Monday, July 24, 2006

Useful perspective

This is a longish piece that deserves the time to read it.

Changing the Rules in the Lebanese Arena

The current situation in Lebanon isn’t the result of Israeli actions. Israel was dragged into taking military action in the wake of a Hizbullah attack and the kidnapping of its soldiers last week; every military strategist, and even every neophyte commentator, has known for years that Israel has been ignoring the growing threat on its northern border, like a bear that has decided to hibernate for the winter on top of a barrel of explosives. Things that have been said in the past need to be repeated now: by unilaterally withdrawing from Lebanon in 2000, Israel traded the tactical threat to IDF soldiers for a strategic threat that developed over the years and today endangers almost the entire Israeli home front.

For the past six years, the advocates of the withdrawal have been praising the fact that, with the exception of a few encounters with Hizbullah, the border has been quiet. They interpret this as proof of the withdrawal’s effectiveness and justness, even if it was executed hastily and without an agreement that is binding upon the Lebanese and/or Syrian government. From the sidelines of the disengagement, they taunted those who cautioned them from the gates, saying they had mistaken the shadow of a mountain for a mountain. These advocates were not prepared to recognize the fact that this was simply the silence before the storm and a temporary situation that would deteriorate in the future. Indeed, they resemble the person who committed suicide by jumping off a skyscraper. As he fell past one of the building’s many windows, someone called out, “How are you?” and he replied, “Fine - for now.”

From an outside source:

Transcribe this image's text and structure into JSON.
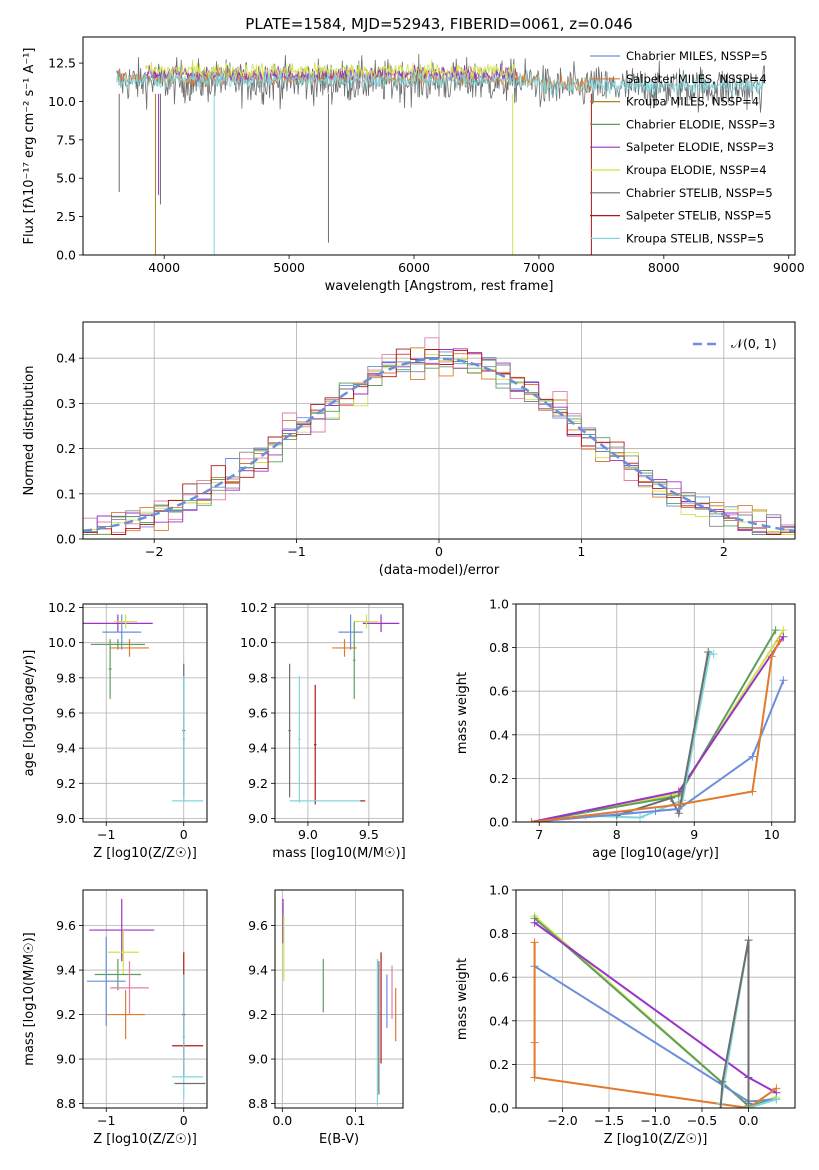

However, that was not Israel’s only problem in dealing with the Hizbullah. Over the years (and even before the withdrawal from Lebanon), the Hizbullah has succeeded in creating a situation in which it deters Israel more than Israel deters it. It is unprecedented for a terrorist organization to deter a state and not vice versa. This phenomenon was expressed on two levels simultaneously. First, Hizbullah used terror attacks to make it clear to Israel that any effective offensive move against it (for example, the 1992 assassination of the organization’s former leader, Abbas Moussawi or the 1993 Israeli Air Force (IAF) attack on the organization’s training camp in the Bekaa Valley, in which dozens of Hizbullah activists were killed) would be followed by an severe response from the organization against Israeli or Jewish targets abroad (such as the terror attacks in Buenos Aires in those same years).


Israel could end this chapter of exchanging fire by reaching a ceasefire agreement with the Hizbullah. There are many parties who would be happy to help mediate such an agreement. However, it would be a strategic mistake for Israel to agree to a ceasefire before it achieves its main goals:

  • Destroying the Hizbullah’s missile system or significantly reducing their capability to fire missiles.
  • Creating credible arrangements that will guarantee that the Hizbullah will not be able to rehabilitate its military infrastructure and perhaps even be disarmed by the Lebanese government.
  • Preventing or at least minimizing Iranian involvement in and Syrian support for Hizbullah.
  • Creating broad international consensus for labeling Hizbullah as a terrorist organization that is not legitimate and that targets Israeli civilians.


Israel is caught in a dilemma – it cannot swallow or vomit out the Hizbullah. In such a situation, it must focus on military operations against Hizbullah’s missile launchers and missile and weapons storehouses, with the aim of harming the organization’s activists with aerial, sea, artillery and ground operations. At the same time, Israel must halt the Hizbullah’s ability to recover both by taking military action and by putting diplomatic pressure on Lebanon, Syria and Iran. However, above all, Israel must strive to reach a ceasefire agreement from a position of strength that will enable it to achieve the goals listed above and, first and foremost, change the rules of the game between Israel and the Hizbullah and disarm the Hizbullah. The address to turn to reach such a ceasefire agreement is not the Hizbullah or even Iran, but Syria and Lebanon. Therefore, Israel must effectively pressure Syria by wisely using all of the means at its disposal – sticks as well as carrots - in the military, political, economic and diplomatic arenas.